C’est un environnement unique qui ne permet aucune transmission. Aucune continuité. Dieu a beau venir ici, il subira l’effort collectif de ce peuple à nuire à ses miracles. Qui a donc dit qu’au Bénin il n’y a jamais de guerre ? . Il n’y a peut-être pas de guerre visible comme chez les autres ! Mais ici la guerre est silencieuse, au quotidien, constant, énergisé , nous avons développé une grande capacité à nous rassembler pour auto nuire ! Les plus imaginatifs d’entre-nous appellent cela : LA BENINOISERIE.

Il suffit que l’on puisse savoir entre nous, que tu es béninois pour te ranger dans une partie spéciale du cerveau que sans doute nous sommes les seuls à avoir développé.

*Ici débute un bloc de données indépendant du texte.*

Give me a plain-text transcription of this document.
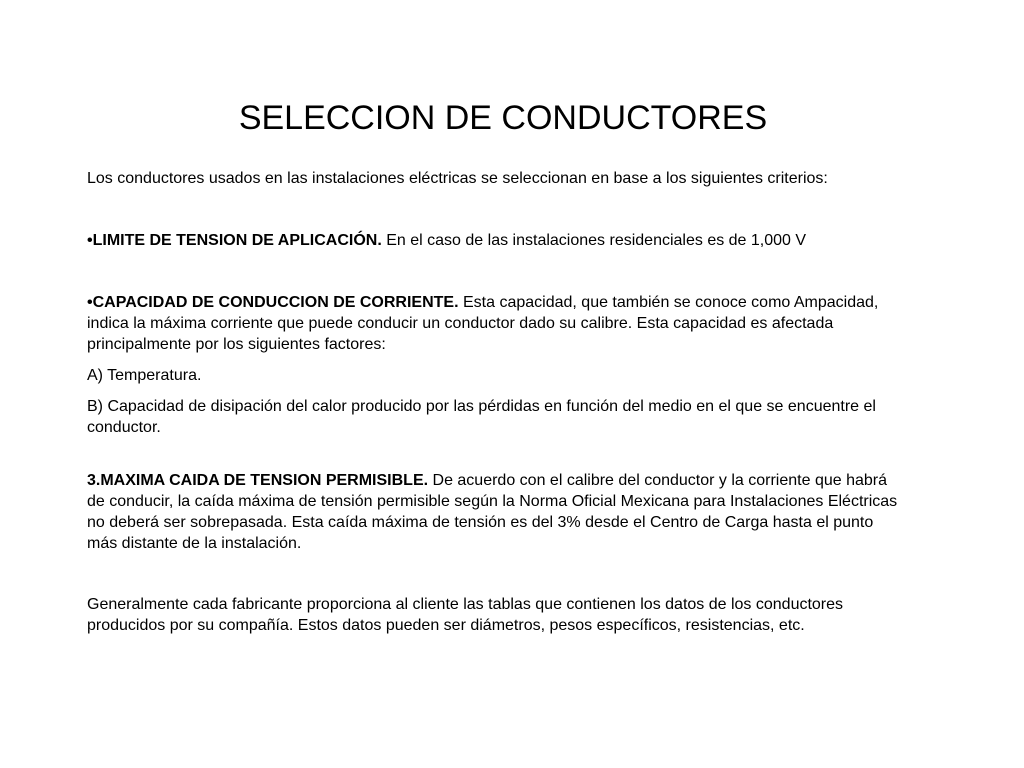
SELECCION DE CONDUCTORES

Los conductores usados en las instalaciones eléctricas se seleccionan en base a los siguientes criterios:

•LIMITE DE TENSION DE APLICACIÓN. En el caso de las instalaciones residenciales es de 1,000 V

•CAPACIDAD DE CONDUCCION DE CORRIENTE. Esta capacidad, que también se conoce como Ampacidad, indica la máxima corriente que puede conducir un conductor dado su calibre. Esta capacidad es afectada principalmente por los siguientes factores:

A) Temperatura.

B) Capacidad de disipación del calor producido por las pérdidas en función del medio en el que se encuentre el conductor.

3.MAXIMA CAIDA DE TENSION PERMISIBLE. De acuerdo con el calibre del conductor y la corriente que habrá de conducir, la caída máxima de tensión permisible según la Norma Oficial Mexicana para Instalaciones Eléctricas no deberá ser sobrepasada. Esta caída máxima de tensión es del 3% desde el Centro de Carga hasta el punto más distante de la instalación.

Generalmente cada fabricante proporciona al cliente las tablas que contienen los datos de los conductores producidos por su compañía. Estos datos pueden ser diámetros, pesos específicos, resistencias, etc.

Et c’est ainsi que tous les étrangers du monde, étrangers à cette conscience développent ici des communautés qui profitent de nous pour s’enrichir, se construire leurs paradis. Nous acceptons les autres et nous nous refusons à l’unité créatrice de développement.

La meilleure façon de voir le phénomène c’est quand le béninois sort du Bénin : il évite tous les autres de sa communauté vivant sur le nouveau lieu. Il s’efface complètement avec une volonté de s’intégrer. Il n’invite pas dans son intimité tous ceux qui partagent sa culture, ses valeurs…de peur à ce qu’ils puissent le nuire, perdant ainsi toute opportunité de grandir ensemble comme chez lui. « un piège sans fin ». De ce constat, parmi tous les complots dont notre inconscient collectif a le genie, les plus dégoûtant sont les complots des pires leaders que nous pouvons avoir.

Au matin du 4 septembre 2016, j’avais décidé de faire passer un message à la mémoire collective en réalisant le clip du colonisé. Cette chanson qui était sur mon album. Et qui était une prise de conscience de l’environnement collectif. Je voulais tourner ce clip dans dantopka en immortalisant en scénario l’un des plus grands complots économique qui a ruiné bon nombre de famille dont ma mère à qui je refusais ce miraculeux tombola.

C’était surtout un devoir artistique car dans un environnement comme le nôtre, que je décris plus haut, il faut dire que les hommes vivant dans cet environnement n’ont aucune mémoire. Tel des imbéciles ils oublient vite tout, car se refusent de prendre conscience du danger qu’ils sont collectivement pour eux-même. Je dirai quand ils y arrivent, ils sont dégoûtés par ce qu’ils sont.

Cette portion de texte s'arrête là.